Vor der Abfahrt
Freiwillig steige ich nicht ein; aber ich habe keine Chance, man presst mich hinein. Mein Rucksack steht am Bordstein und schaut drein, als ob wir uns nie mehr wiedersehen würden.
Bald schleichen wir los. Wir: Ein Kleinbus, ein Fahrer, zwei
Begleiter, sowie ca. 25 Fahrgäste. Unter den Sitzen stapeln sich
Schachteln, Ballen und einige Hunde, die man wegen Transportverbots in öffentlichen
Verkehrsmitteln in Pappschachteln gezwängt hat. Sie sind die einzig Unaufgeregten.

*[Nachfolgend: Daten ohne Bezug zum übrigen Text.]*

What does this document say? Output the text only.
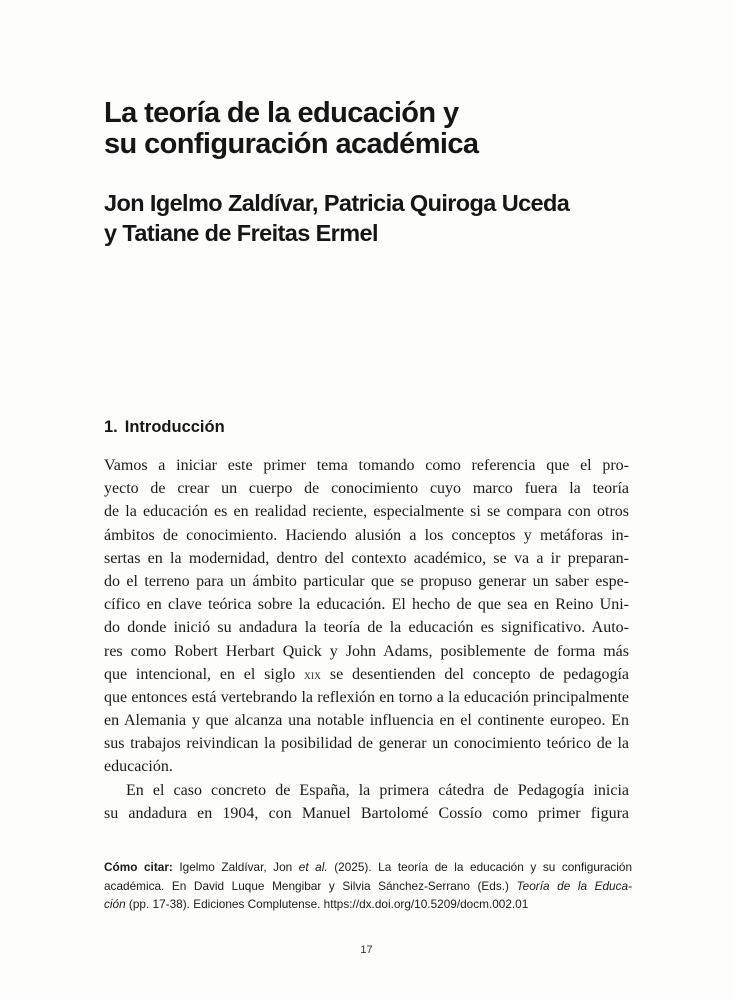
La teoría de la educación y
su configuración académica
Jon Igelmo Zaldívar, Patricia Quiroga Uceda
y Tatiane de Freitas Ermel
1. Introducción
Vamos a iniciar este primer tema tomando como referencia que el pro-
yecto de crear un cuerpo de conocimiento cuyo marco fuera la teoría
de la educación es en realidad reciente, especialmente si se compara con otros
ámbitos de conocimiento. Haciendo alusión a los conceptos y metáforas in-
sertas en la modernidad, dentro del contexto académico, se va a ir preparan-
do el terreno para un ámbito particular que se propuso generar un saber espe-
cífico en clave teórica sobre la educación. El hecho de que sea en Reino Uni-
do donde inició su andadura la teoría de la educación es significativo. Auto-
res como Robert Herbart Quick y John Adams, posiblemente de forma más
que intencional, en el siglo xix se desentienden del concepto de pedagogía
que entonces está vertebrando la reflexión en torno a la educación principalmente
en Alemania y que alcanza una notable influencia en el continente europeo. En
sus trabajos reivindican la posibilidad de generar un conocimiento teórico de la
educación.
En el caso concreto de España, la primera cátedra de Pedagogía inicia
su andadura en 1904, con Manuel Bartolomé Cossío como primer figura
Cómo citar: Igelmo Zaldívar, Jon et al. (2025). La teoría de la educación y su configuración
académica. En David Luque Mengibar y Silvia Sánchez-Serrano (Eds.) Teoría de la Educa-
ción (pp. 17-38). Ediciones Complutense. https://dx.doi.org/10.5209/docm.002.01
17
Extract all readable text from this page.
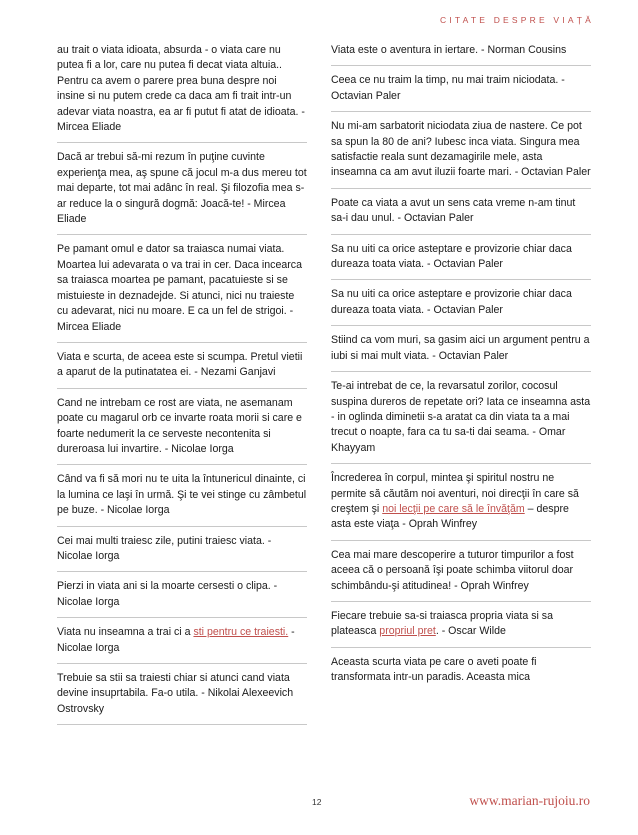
CITATE DESPRE VIAȚĂ
au trait o viata idioata, absurda - o viata care nu putea fi a lor, care nu putea fi decat viata altuia.. Pentru ca avem o parere prea buna despre noi insine si nu putem crede ca daca am fi trait intr-un adevar viata noastra, ea ar fi putut fi atat de idioata. - Mircea Eliade
Dacă ar trebui să-mi rezum în puţine cuvinte experienţa mea, aş spune că jocul m-a dus mereu tot mai departe, tot mai adânc în real. Şi filozofia mea s-ar reduce la o singură dogmă: Joacă-te! - Mircea Eliade
Pe pamant omul e dator sa traiasca numai viata. Moartea lui adevarata o va trai in cer. Daca incearca sa traiasca moartea pe pamant, pacatuieste si se mistuieste in deznadejde. Si atunci, nici nu traieste cu adevarat, nici nu moare. E ca un fel de strigoi. - Mircea Eliade
Viata e scurta, de aceea este si scumpa. Pretul vietii a aparut de la putinatatea ei. - Nezami Ganjavi
Cand ne intrebam ce rost are viata, ne asemanam poate cu magarul orb ce invarte roata morii si care e foarte nedumerit la ce serveste necontenita si dureroasa lui invartire. - Nicolae Iorga
Când va fi să mori nu te uita la întunericul dinainte, ci la lumina ce laşi în urmă. Şi te vei stinge cu zâmbetul pe buze. - Nicolae Iorga
Cei mai multi traiesc zile, putini traiesc viata. - Nicolae Iorga
Pierzi in viata ani si la moarte cersesti o clipa. - Nicolae Iorga
Viata nu inseamna a trai ci a sti pentru ce traiesti. - Nicolae Iorga
Trebuie sa stii sa traiesti chiar si atunci cand viata devine insuprtabila. Fa-o utila. - Nikolai Alexeevich Ostrovsky
Viata este o aventura in iertare. - Norman Cousins
Ceea ce nu traim la timp, nu mai traim niciodata. - Octavian Paler
Nu mi-am sarbatorit niciodata ziua de nastere. Ce pot sa spun la 80 de ani? Iubesc inca viata. Singura mea satisfactie reala sunt dezamagirile mele, asta inseamna ca am avut iluzii foarte mari. - Octavian Paler
Poate ca viata a avut un sens cata vreme n-am tinut sa-i dau unul. - Octavian Paler
Sa nu uiti ca orice asteptare e provizorie chiar daca dureaza toata viata. - Octavian Paler
Sa nu uiti ca orice asteptare e provizorie chiar daca dureaza toata viata. - Octavian Paler
Stiind ca vom muri, sa gasim aici un argument pentru a iubi si mai mult viata. - Octavian Paler
Te-ai intrebat de ce, la revarsatul zorilor, cocosul suspina dureros de repetate ori? Iata ce inseamna asta - in oglinda diminetii s-a aratat ca din viata ta a mai trecut o noapte, fara ca tu sa-ti dai seama. - Omar Khayyam
Încrederea în corpul, mintea şi spiritul nostru ne permite să căutăm noi aventuri, noi direcţii în care să creştem şi noi lecţii pe care să le învăţăm – despre asta este viaţa - Oprah Winfrey
Cea mai mare descoperire a tuturor timpurilor a fost aceea că o persoană îşi poate schimba viitorul doar schimbându-şi atitudinea! - Oprah Winfrey
Fiecare trebuie sa-si traiasca propria viata si sa plateasca propriul pret. - Oscar Wilde
Aceasta scurta viata pe care o aveti poate fi transformata intr-un paradis. Aceasta mica
12	www.marian-rujoiu.ro
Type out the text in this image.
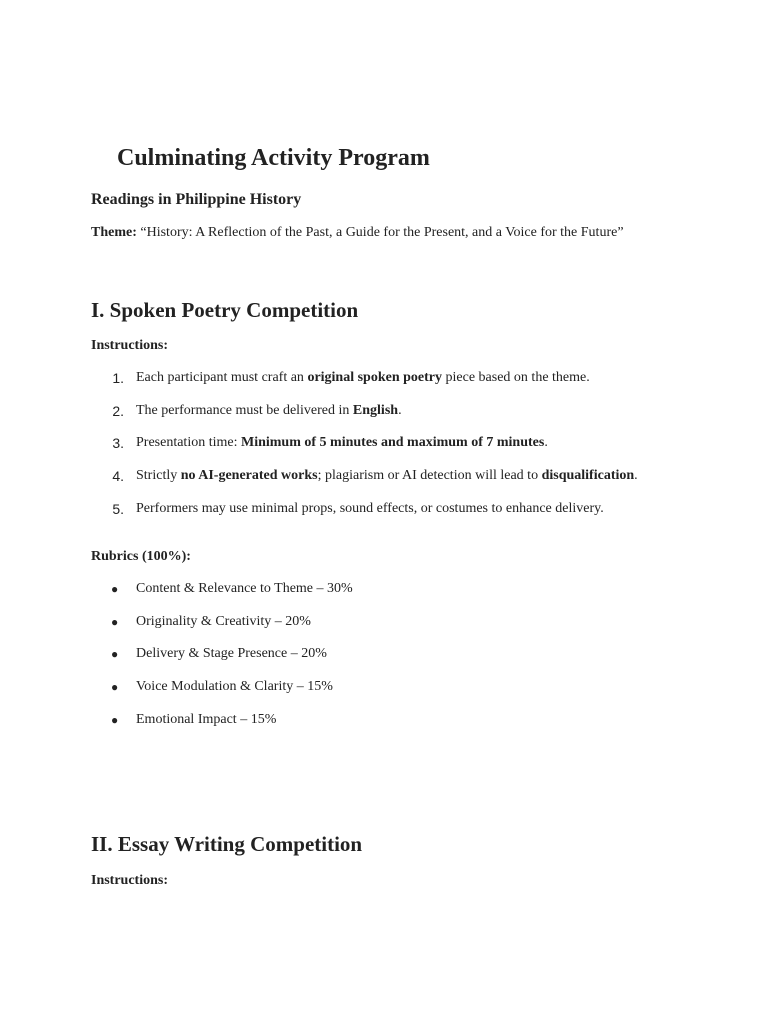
Culminating Activity Program
Readings in Philippine History
Theme: “History: A Reflection of the Past, a Guide for the Present, and a Voice for the Future”
I. Spoken Poetry Competition
Instructions:
1. Each participant must craft an original spoken poetry piece based on the theme.
2. The performance must be delivered in English.
3. Presentation time: Minimum of 5 minutes and maximum of 7 minutes.
4. Strictly no AI-generated works; plagiarism or AI detection will lead to disqualification.
5. Performers may use minimal props, sound effects, or costumes to enhance delivery.
Rubrics (100%):
● Content & Relevance to Theme – 30%
● Originality & Creativity – 20%
● Delivery & Stage Presence – 20%
● Voice Modulation & Clarity – 15%
● Emotional Impact – 15%
II. Essay Writing Competition
Instructions:
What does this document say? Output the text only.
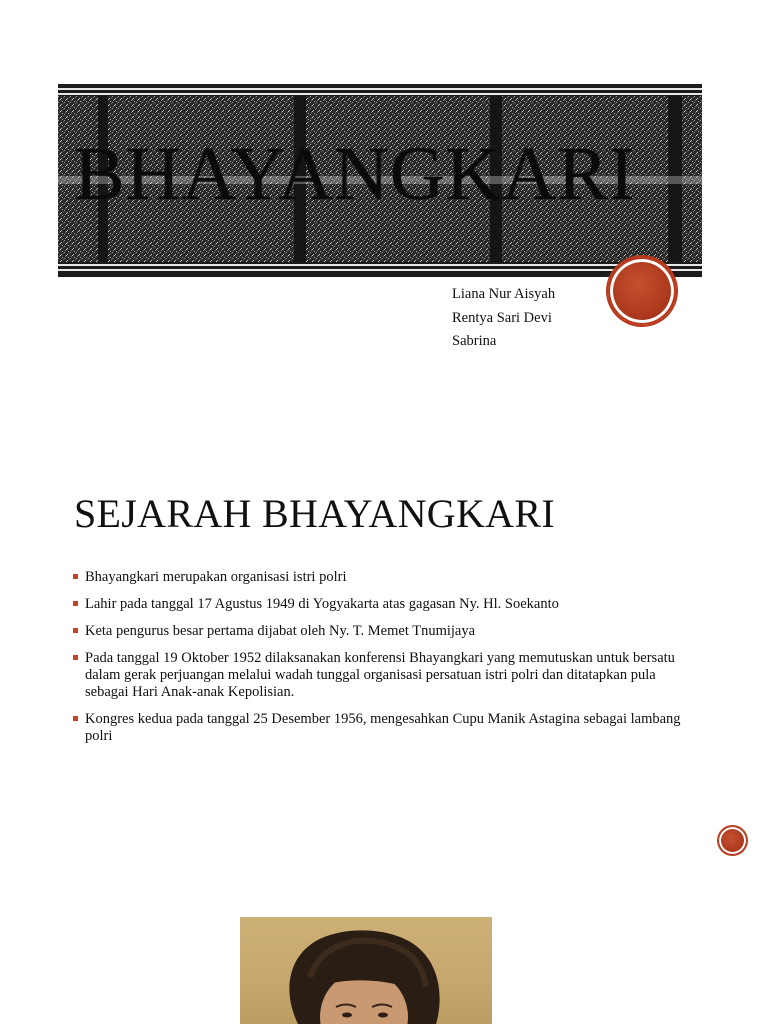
BHAYANGKARI
Liana Nur Aisyah
Rentya Sari Devi
Sabrina
SEJARAH BHAYANGKARI
Bhayangkari merupakan organisasi istri polri
Lahir pada tanggal 17 Agustus 1949 di Yogyakarta atas gagasan Ny. Hl. Soekanto
Keta pengurus besar pertama dijabat oleh Ny. T. Memet Tnumijaya
Pada tanggal 19 Oktober 1952 dilaksanakan konferensi Bhayangkari yang memutuskan untuk bersatu dalam gerak perjuangan melalui wadah tunggal organisasi persatuan istri polri dan ditatapkan pula sebagai Hari Anak-anak Kepolisian.
Kongres kedua pada tanggal 25 Desember 1956, mengesahkan Cupu Manik Astagina sebagai lambang polri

Am Gang werden zusätzlich zwei Notsitze aufgeklappt. Nebenan auf der
schmalen Bank drängen sich eine
Indiofrau und deren drei Kinder, wovon eines gerade seine Mahlzeit von Mutters
Brust entgegennimmt.
Überlandbus in Panama
Der Fahrer schaut suchend aus dem, zumindest optisch überladenen, Gefährt. Noch Reisewillige entlang des Weges? Klar, da
und dort ein Campesino *), der mit Sack und Pack mitkommt. Der Berg am Dach,
festgezurrt mit vielen Metern Plastikschnüren, wird immer höher. An der
nächsten Haltestelle wird umgeschichtet. Unser Chauffeur hat
wahrscheinlich erkannt, dass der
Schwerpunkt verlagert werden muss. Einige Reissäcke, zwei Rucksäcke - unserer ist nicht dabei -, eine Tonne und
zwei Schaufeln entkommen der luftigen Höhe und
werden zwischen den Fahrgästen eingeklemmt. Sicherheitsgurten auf panamesisch.
Das Thermometer steigt, die Türe wird aufgerissen, und die
zwei Fahrbegleiter zeigen der anwesenden Damenwelt, was für tolle Kerle sie
sind. Mit einer Hand am Türrahmen festgekrallt, in der anderen den Celular **),
wird, weit aus dem Bus hängend, balancierend telefoniert, was die kurvige
Strecke hergibt.
Entlang der Straße
Einige Frauen am Wegrand winken, unser Gefährt stoppt mit quietschenden Bremsen.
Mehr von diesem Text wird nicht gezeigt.